This Nashville bombing horror reminds me of the Oklahoma City bombing a domestic terrorist did – Tim McVeigh. That was in the ’90s. Then came 911 and I was on TV for a few years as a terrorism analyst until incorporating Armor Glass to provide security. Since then, our foreign threats have subsided and domestic ones have gone up.
But this bombing was strange – it went off early on Christmas , 6:30 a.m. when almost no one would be on the streets since it was parked next to the ATT building facing a row of deserted bars at that hour. Police report the RV bomb had a recording warning that it would explode “in 15 minutes.” So killing a lot of people doesn’t seem to be the motive.
Someone called 911 before the explosion to say “Shots fired” – probably to draw in the police since no shots were fired. What the hell purpose does this bombing serve? Was the AT&T building it was parked next to the intended target? Not since the IRA bombing in Northern Ireland has a terrorist given warning of a bombing. In Northern Ireland, someone would call the police and say: “We are going to set off a car bomb in two minutes.” I met a guy from N. Ireland who told me, “when you heard the siren, you ran away from the windows as fast as possible, because they would spray glass to kill people.” This incident had an RV with a recording.

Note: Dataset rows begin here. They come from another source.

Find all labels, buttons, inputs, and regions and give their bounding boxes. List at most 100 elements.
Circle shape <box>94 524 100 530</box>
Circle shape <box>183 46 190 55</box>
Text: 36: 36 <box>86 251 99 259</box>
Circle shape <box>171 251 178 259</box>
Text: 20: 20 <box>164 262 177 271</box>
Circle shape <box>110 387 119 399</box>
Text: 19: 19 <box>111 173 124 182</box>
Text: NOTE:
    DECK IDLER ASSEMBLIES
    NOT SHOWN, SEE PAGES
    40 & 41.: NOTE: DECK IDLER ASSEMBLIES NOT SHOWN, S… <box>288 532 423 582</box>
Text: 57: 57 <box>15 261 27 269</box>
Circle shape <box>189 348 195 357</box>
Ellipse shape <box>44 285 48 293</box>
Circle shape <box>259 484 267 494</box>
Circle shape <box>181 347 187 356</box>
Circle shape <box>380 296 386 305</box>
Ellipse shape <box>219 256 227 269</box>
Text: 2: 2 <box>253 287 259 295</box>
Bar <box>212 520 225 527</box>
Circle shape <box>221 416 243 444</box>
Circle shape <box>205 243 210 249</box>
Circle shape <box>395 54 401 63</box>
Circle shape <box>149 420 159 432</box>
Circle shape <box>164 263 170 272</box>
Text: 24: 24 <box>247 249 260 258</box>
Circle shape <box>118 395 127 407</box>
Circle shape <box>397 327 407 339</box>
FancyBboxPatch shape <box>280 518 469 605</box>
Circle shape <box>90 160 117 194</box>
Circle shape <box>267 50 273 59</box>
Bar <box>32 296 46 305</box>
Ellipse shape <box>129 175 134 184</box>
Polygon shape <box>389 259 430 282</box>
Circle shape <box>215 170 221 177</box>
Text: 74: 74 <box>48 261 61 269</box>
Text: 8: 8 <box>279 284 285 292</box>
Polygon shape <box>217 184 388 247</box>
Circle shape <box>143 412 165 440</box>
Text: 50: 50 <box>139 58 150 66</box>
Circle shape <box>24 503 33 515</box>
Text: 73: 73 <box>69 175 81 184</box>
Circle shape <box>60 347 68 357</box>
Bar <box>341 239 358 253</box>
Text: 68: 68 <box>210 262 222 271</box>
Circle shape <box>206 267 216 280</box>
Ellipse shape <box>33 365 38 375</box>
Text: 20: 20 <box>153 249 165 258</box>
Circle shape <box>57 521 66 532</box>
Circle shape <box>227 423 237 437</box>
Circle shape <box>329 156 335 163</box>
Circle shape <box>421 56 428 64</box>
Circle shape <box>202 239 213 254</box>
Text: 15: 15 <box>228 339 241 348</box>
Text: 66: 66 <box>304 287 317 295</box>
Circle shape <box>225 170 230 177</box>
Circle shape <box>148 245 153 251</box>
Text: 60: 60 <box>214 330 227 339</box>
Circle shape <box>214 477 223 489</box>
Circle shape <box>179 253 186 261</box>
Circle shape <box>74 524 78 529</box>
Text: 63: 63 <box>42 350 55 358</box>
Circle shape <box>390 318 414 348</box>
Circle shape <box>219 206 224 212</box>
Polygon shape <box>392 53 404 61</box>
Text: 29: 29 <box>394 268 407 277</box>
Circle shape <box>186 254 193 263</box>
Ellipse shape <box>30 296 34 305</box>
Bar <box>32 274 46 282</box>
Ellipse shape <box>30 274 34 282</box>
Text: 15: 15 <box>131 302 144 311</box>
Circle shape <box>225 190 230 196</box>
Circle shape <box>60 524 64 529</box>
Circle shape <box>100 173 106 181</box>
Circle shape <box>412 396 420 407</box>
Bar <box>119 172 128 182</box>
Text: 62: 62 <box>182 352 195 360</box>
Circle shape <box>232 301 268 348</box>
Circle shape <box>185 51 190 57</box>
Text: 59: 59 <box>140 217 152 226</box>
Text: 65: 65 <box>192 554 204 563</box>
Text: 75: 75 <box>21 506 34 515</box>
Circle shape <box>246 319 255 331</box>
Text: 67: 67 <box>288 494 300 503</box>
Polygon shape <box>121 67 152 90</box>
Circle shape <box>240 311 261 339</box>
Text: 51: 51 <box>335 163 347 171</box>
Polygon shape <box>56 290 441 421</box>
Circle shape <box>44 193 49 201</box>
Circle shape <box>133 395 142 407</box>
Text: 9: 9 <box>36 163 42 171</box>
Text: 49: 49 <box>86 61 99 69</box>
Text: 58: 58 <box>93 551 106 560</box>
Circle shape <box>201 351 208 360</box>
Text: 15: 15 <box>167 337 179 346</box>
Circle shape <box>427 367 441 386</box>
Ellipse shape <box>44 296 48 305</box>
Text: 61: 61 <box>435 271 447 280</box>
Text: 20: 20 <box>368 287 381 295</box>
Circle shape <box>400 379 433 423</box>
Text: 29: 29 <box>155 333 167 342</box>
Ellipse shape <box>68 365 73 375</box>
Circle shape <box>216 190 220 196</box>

Without any real evidence (yet) but it’s my educated guess this will prove to be a domestic act by an American, not a foreign one like Al Qaida. Just like Oklahoma City. But who? The FBI is now in charge of finding out.

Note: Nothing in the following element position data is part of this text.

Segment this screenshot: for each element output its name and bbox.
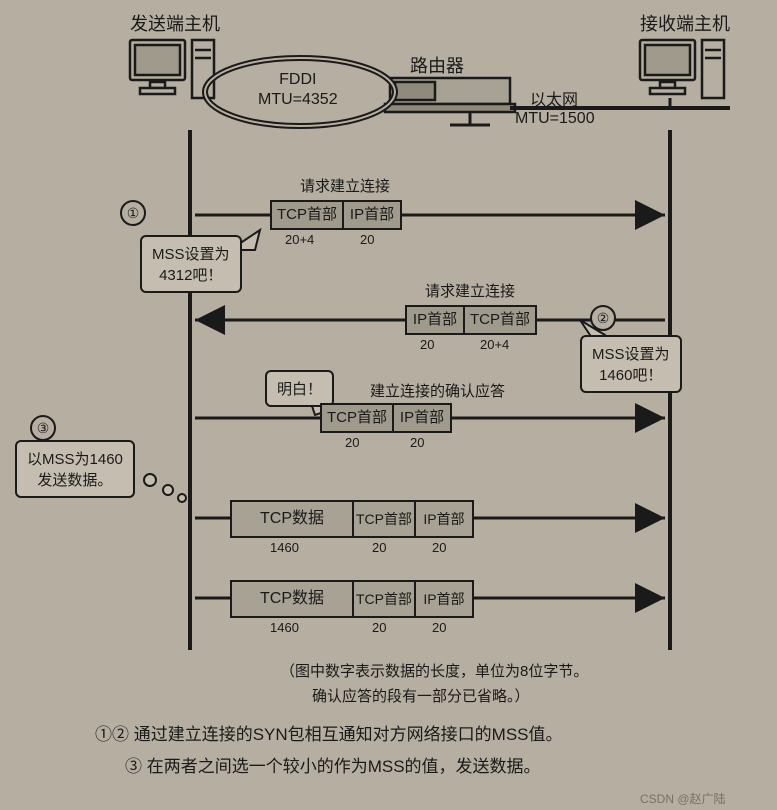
router-label: 路由器 bbox=[410, 52, 464, 78]
data2-tcp-len: 20 bbox=[372, 620, 386, 635]
step3-title: 建立连接的确认应答 bbox=[370, 380, 505, 401]
step1-bubble: MSS设置为 4312吧！ bbox=[140, 235, 242, 293]
footnote-2: 确认应答的段有一部分已省略。） bbox=[312, 685, 530, 706]
step3-side-bubble: 以MSS为1460 发送数据。 bbox=[15, 440, 135, 498]
data1-ip-len: 20 bbox=[432, 540, 446, 555]
data2-tcp: TCP首部 bbox=[352, 580, 416, 618]
rule-1: ①② 通过建立连接的SYN包相互通知对方网络接口的MSS值。 bbox=[95, 720, 563, 745]
step2-ip-len: 20 bbox=[420, 337, 434, 352]
data1-tcp: TCP首部 bbox=[352, 500, 416, 538]
step3-marker: ③ bbox=[30, 415, 56, 441]
step2-tcp: TCP首部 bbox=[463, 305, 537, 335]
step3-tcp-len: 20 bbox=[345, 435, 359, 450]
watermark: CSDN @赵广陆 bbox=[640, 790, 726, 807]
data2-data: TCP数据 bbox=[230, 580, 354, 618]
step1-tcp-len: 20+4 bbox=[285, 232, 314, 247]
step1-title: 请求建立连接 bbox=[300, 175, 390, 196]
step1-tcp: TCP首部 bbox=[270, 200, 344, 230]
data1-ip: IP首部 bbox=[414, 500, 474, 538]
eth-label-1: 以太网 bbox=[530, 86, 578, 110]
step2-marker: ② bbox=[590, 305, 616, 331]
data1-tcp-len: 20 bbox=[372, 540, 386, 555]
step2-title: 请求建立连接 bbox=[425, 280, 515, 301]
step1-ip: IP首部 bbox=[342, 200, 402, 230]
step2-bubble: MSS设置为 1460吧！ bbox=[580, 335, 682, 393]
receiver-host-label: 接收端主机 bbox=[640, 10, 730, 36]
data2-ip-len: 20 bbox=[432, 620, 446, 635]
fddi-label: FDDI MTU=4352 bbox=[258, 70, 338, 110]
step2-ip: IP首部 bbox=[405, 305, 465, 335]
step3-ip-len: 20 bbox=[410, 435, 424, 450]
sender-host-label: 发送端主机 bbox=[130, 10, 220, 36]
data1-data-len: 1460 bbox=[270, 540, 299, 555]
data2-ip: IP首部 bbox=[414, 580, 474, 618]
data2-data-len: 1460 bbox=[270, 620, 299, 635]
rule-2: ③ 在两者之间选一个较小的作为MSS的值，发送数据。 bbox=[125, 752, 541, 777]
eth-label-2: MTU=1500 bbox=[515, 110, 595, 128]
step1-ip-len: 20 bbox=[360, 232, 374, 247]
step2-tcp-len: 20+4 bbox=[480, 337, 509, 352]
step1-marker: ① bbox=[120, 200, 146, 226]
footnote-1: （图中数字表示数据的长度，单位为8位字节。 bbox=[280, 660, 588, 681]
step3-ip: IP首部 bbox=[392, 403, 452, 433]
step3-ok-bubble: 明白！ bbox=[265, 370, 334, 407]
data1-data: TCP数据 bbox=[230, 500, 354, 538]
step3-tcp: TCP首部 bbox=[320, 403, 394, 433]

Ironically, I was just in Nashville in February at a national meeting (before we knew about covid) regarding our security film product that goes on the glass to keep it from blowing out during a hurricane, break-in…or a Level 2 explosion. I stayed in a hotel near this bomb site. Its windows most likely blew out from the blast wave along with the 20 or so damaged buildings. Our security film would have prevented the flying glass and empty frames that dozens of building owners now face.
A tornado raised hell destroying parts of downtown Nashville a week after our February meeting. Until then, and now, I never suspected there was this great need for our protection in this quiet little town.
How strange is that? No place is safe. That seems to be the message.